G 240-72

Observation data Epoch J2000 Equinox J2000
- Constellation: Draco
- Right ascension: 17^{h} 48^{m} 07.99282^{s}
- Declination: +70° 52′ 35.9221″
- Apparent magnitude (V): 14.15

Characteristics
- Evolutionary stage: white dwarf
- Spectral type: DQP9.0
- Apparent magnitude (B): 14.55
- Apparent magnitude (V): 14.15
- Apparent magnitude (R): 13.5
- Apparent magnitude (I): 13.1
- Apparent magnitude (J): 12.709 ± 0.021
- Apparent magnitude (H): 12.528 ± 0.023
- Apparent magnitude (K): 12.507 ± 0.023

Astrometry
- Proper motion (μ): RA: −1266.387 mas/yr Dec.: 1108.801 mas/yr
- Parallax (π): 160.9952±0.0119 mas
- Distance: 20.259 ± 0.001 ly (6.2114 ± 0.0005 pc)
- Absolute magnitude (M_{V}): 15.23

Details
- Mass: 0.81 ± 0.01 M_{☉}
- Radius: 0.00984 R_{☉}
- Luminosity: 0.000085 L_{☉}
- Surface gravity (log g): 8.36 ± 0.02 cgs
- Temperature: 5590 ± 90 K
- Rotation: >100 years
- Age: 5.69 Gyr
- Other designations: GJ 1221, EGGR 372, G 240-72, LHS 455, LP 44-113, NLTT 45565, WD 1748+708, 2MASS J17480817+7052353

Database references
- SIMBAD: data

= G 240-72 =

Star in the constellation Draco

G 240-72 (or WD 1748+708, or LHS 455, or GJ 1221) is a nearby white dwarf (degenerate star) of spectral class DQP9.0, located 20.3 light-years away in the constellation Draco.

==Distance==
G 240-72 is the seventh closest white dwarf (after Sirius B, Procyon B, van Maanen's star, Gliese 440, 40 Eridani B and Stein 2051 B).

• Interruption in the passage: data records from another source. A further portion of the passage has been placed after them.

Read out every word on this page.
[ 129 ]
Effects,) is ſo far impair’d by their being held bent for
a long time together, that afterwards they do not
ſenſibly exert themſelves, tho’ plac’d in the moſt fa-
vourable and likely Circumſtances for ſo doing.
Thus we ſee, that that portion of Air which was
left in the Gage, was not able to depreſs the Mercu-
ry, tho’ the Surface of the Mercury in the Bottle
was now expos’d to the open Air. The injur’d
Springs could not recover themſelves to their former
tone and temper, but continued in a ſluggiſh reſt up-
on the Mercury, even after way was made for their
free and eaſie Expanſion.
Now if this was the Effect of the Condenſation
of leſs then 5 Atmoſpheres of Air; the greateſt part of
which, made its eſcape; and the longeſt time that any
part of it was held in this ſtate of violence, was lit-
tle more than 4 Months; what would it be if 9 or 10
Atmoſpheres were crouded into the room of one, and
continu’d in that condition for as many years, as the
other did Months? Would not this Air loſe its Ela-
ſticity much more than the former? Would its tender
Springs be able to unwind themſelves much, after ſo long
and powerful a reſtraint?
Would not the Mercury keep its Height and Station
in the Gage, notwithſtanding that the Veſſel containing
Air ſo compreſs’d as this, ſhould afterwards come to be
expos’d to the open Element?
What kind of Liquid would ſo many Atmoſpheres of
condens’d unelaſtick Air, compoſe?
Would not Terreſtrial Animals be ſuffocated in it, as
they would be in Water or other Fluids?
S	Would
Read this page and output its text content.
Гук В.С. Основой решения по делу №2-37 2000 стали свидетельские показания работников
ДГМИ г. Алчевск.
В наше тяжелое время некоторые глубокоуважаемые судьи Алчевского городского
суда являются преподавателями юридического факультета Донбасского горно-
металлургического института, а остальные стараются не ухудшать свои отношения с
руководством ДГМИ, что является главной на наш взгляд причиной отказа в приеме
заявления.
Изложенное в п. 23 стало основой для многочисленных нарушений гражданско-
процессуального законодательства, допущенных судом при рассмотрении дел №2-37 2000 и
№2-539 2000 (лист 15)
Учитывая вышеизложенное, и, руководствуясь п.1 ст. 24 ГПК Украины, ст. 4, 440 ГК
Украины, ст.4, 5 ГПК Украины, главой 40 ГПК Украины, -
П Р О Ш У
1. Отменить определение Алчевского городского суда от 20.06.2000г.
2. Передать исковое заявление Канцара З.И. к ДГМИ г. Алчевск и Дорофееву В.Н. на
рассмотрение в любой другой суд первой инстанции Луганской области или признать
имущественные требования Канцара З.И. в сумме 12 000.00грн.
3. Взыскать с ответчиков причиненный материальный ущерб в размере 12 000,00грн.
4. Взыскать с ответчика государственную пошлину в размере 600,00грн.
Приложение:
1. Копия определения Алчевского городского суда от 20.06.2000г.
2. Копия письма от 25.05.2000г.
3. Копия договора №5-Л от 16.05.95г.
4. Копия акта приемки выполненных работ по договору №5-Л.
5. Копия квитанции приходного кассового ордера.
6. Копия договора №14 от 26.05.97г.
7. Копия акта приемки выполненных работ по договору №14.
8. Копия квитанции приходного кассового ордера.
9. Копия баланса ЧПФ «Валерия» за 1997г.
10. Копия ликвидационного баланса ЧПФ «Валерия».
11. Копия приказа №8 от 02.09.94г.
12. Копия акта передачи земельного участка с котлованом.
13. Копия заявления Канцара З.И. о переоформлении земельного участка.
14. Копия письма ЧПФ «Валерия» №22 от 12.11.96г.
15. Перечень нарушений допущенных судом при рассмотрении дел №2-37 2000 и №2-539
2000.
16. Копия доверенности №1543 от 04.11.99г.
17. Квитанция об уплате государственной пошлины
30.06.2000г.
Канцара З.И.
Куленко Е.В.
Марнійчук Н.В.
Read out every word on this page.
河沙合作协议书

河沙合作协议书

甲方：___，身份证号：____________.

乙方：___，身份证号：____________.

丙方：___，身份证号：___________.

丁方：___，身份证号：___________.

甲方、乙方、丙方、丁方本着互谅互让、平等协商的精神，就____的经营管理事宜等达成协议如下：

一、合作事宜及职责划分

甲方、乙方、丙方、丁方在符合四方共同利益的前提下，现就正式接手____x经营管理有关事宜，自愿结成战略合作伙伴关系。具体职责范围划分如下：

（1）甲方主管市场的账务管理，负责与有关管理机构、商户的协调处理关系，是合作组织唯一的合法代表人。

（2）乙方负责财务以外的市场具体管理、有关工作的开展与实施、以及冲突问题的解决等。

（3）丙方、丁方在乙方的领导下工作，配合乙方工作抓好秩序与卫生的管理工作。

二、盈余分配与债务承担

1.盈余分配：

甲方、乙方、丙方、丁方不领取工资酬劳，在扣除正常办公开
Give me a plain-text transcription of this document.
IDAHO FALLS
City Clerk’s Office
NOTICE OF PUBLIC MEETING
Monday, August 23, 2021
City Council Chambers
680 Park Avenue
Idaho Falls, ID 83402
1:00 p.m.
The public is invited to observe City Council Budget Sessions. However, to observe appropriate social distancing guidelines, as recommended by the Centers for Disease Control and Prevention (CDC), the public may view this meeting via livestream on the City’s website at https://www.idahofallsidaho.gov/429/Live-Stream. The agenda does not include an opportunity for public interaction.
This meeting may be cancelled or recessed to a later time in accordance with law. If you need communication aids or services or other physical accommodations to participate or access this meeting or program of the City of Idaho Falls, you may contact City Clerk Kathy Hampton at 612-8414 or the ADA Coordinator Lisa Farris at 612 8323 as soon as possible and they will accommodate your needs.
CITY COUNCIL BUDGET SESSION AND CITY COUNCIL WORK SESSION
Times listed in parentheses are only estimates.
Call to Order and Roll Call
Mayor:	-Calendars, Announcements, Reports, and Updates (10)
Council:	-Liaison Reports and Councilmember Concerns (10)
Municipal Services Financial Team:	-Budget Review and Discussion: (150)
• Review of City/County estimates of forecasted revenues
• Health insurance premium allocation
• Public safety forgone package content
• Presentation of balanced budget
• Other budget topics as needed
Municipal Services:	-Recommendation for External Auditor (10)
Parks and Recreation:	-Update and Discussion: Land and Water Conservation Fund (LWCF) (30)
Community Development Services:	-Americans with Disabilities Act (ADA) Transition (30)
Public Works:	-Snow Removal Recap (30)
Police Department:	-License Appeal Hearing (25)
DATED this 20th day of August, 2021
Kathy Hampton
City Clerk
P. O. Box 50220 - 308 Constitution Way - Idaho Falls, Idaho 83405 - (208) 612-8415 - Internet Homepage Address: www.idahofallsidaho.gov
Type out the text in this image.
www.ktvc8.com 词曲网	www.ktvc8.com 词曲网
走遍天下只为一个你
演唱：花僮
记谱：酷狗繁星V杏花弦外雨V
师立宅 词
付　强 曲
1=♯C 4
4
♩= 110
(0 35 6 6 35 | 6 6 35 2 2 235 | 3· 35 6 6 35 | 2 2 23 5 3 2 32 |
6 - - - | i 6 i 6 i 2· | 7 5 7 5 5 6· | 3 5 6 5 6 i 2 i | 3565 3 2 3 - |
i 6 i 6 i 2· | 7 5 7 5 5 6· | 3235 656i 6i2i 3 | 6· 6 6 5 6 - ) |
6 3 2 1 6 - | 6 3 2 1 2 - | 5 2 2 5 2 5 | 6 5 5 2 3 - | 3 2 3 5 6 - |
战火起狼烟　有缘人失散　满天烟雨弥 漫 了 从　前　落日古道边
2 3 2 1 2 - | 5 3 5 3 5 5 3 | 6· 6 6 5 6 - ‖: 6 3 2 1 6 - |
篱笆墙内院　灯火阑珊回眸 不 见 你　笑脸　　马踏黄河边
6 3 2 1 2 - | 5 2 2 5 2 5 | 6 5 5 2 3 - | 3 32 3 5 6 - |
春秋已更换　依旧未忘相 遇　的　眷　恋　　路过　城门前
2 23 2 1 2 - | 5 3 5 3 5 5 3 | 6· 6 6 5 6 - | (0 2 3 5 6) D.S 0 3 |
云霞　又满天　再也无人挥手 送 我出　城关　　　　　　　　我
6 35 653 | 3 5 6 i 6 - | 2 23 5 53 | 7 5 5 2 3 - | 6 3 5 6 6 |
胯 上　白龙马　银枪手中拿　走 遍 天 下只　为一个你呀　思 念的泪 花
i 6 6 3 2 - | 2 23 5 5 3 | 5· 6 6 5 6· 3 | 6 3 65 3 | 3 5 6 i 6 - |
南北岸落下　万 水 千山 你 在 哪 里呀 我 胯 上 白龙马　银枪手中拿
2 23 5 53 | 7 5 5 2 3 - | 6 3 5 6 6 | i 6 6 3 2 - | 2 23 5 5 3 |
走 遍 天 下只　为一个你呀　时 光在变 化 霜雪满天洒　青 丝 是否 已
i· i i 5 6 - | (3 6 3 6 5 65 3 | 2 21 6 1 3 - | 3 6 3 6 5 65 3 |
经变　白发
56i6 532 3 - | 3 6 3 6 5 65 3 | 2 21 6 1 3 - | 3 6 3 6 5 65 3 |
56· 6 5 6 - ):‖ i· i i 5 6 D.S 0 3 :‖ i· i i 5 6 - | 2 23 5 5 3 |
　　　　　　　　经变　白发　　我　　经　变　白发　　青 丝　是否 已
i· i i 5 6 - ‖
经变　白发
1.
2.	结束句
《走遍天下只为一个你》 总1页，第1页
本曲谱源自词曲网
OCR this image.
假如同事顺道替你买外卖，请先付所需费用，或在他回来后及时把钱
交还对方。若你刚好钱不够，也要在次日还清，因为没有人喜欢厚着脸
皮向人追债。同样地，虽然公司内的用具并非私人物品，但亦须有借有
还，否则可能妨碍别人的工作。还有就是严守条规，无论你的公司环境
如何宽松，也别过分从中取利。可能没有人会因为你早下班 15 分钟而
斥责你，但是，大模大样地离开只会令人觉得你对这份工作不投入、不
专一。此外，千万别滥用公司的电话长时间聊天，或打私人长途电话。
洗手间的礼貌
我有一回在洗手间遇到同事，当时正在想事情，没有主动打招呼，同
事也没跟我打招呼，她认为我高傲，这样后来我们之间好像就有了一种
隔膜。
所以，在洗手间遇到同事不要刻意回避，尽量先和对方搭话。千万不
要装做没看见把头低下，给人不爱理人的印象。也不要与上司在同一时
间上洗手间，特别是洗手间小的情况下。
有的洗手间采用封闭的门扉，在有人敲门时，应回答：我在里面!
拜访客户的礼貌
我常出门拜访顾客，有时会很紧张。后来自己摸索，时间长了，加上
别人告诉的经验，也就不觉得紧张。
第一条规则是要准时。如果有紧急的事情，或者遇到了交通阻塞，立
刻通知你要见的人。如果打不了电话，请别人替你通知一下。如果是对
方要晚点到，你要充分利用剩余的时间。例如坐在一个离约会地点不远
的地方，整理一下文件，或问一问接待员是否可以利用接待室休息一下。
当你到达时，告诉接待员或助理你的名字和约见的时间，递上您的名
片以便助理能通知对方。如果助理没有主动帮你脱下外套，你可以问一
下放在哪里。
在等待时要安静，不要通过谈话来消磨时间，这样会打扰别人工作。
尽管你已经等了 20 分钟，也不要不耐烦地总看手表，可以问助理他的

Its trigonometric parallax, as measured by the Gaia space telescope, is 160.9952±0.0119 mas, corresponding to a distance of 6.2114 pc.

==Properties==
G 240-72 has a mass of 0.81 Solar masses and surface gravity 10^{8.36} (2.29×10^8) cm·s^{−2}, or approximately 234 000 of Earth's, corresponding to a radius 6850 km, or 107% of Earth's.

This white dwarf has a relatively low temperature of 5590 K (slightly cooler than the Sun), and an old cooling age, i.e. the age as a degenerate star (not counting the duration of its previous existence as a main sequence and giant star) of 5.69 Gyr. It has a white appearance, due to its similar temperature to the Sun. It has a pure helium atmosphere and rotates very slowly, with period of possibly over 100 years.